An assemblage of movement sensitive neurons that may participate in object tracking and the directional tunning of the escape response to visual stimuli in crabs

VIOLETA MEDAN, DAMIAN OLIVA, DANIEL TOMSIC

Vancouver, Canada

Congreso; Eighth International Congress of Neuroethology.; 2007

International Sosciety of Neuroethology

Semiterrestrial crabs are higly visual animals that react to dangerous moving stimuli with conspicuous escape responses. In the absece of a nearby shelter the crab directs its course sthaigth away from the potential predator. However, because the crab´s prefered running mode is sideways, any time the stimulus change its position the course of the escape is adjusted. In fact, there is a visual control system that enable crabs to track predators, which implies a rotational mechanism using continuous feedback that turns the crab so that the stimulus is kept at 90° to the body axis (Land and Layne, 1995). The neural bases of the system for object tracking are however completely unknown. From a series of behavioral, anatomical and electrophysiological studies in the crab Chasmagnathus we found a class of large projecting neurons from the lobula, named M1 neurons, that seems to play a key role in the behavior elicited by visual danger stimuli (Oliva et al., 2007).

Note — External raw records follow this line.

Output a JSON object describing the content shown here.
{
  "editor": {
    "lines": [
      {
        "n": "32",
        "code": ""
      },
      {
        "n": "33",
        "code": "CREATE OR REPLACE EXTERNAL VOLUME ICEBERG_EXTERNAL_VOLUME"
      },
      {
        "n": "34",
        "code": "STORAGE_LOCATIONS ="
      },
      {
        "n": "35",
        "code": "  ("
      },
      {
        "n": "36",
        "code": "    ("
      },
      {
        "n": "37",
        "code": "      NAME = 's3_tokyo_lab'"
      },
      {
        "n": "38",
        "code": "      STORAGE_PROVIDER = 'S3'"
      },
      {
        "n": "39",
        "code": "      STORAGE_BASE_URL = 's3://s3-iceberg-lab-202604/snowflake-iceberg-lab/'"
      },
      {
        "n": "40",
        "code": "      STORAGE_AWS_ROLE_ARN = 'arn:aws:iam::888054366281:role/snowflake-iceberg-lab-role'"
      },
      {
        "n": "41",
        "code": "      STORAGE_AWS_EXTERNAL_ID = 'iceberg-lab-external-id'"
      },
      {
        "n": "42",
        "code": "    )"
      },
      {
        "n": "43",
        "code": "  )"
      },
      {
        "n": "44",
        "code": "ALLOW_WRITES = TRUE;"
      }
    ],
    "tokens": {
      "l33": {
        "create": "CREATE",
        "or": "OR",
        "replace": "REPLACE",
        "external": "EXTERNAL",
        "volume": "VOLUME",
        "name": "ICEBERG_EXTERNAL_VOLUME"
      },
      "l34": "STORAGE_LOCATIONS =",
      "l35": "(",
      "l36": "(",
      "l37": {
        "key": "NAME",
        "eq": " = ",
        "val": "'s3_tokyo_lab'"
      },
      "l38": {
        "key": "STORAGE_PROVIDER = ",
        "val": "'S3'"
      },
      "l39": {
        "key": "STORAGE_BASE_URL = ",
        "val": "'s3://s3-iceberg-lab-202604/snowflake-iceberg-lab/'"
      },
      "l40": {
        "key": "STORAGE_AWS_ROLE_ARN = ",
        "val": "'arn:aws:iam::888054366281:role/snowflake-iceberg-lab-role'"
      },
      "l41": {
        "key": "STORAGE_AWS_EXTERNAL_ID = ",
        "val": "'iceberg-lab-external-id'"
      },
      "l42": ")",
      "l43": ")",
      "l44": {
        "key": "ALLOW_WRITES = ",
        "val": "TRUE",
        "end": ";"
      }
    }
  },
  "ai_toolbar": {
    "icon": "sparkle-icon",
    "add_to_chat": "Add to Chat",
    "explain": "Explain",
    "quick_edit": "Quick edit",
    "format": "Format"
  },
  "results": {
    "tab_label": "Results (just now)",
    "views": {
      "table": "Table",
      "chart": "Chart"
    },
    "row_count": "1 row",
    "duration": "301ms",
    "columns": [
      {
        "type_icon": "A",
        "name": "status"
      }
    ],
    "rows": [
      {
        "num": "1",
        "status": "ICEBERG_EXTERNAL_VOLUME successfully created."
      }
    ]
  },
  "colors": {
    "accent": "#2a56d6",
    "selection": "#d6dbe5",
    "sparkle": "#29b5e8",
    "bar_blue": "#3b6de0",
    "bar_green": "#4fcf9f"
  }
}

There are 14 M1 neurons in each lobula, whose dendritic threes are regularly distributed along the retinotopic mosaic (Starker et al. 2005). Here we present results obtained by in vivo intracellular recordings followed by dye inyections, which allowed us to establish the correspondence between the anatomical position of M1 units within the lobula and their receptive field location. The experiments also shown that these neurons have a preference for horizontal instead of vertical object motion. These, jointly with other results (see the poster from Oliva et al.), suggest that the system of M1 neurons is suitably matched to play a central role in tracking a predator movements and, hence, in adjusting the direction of the escape.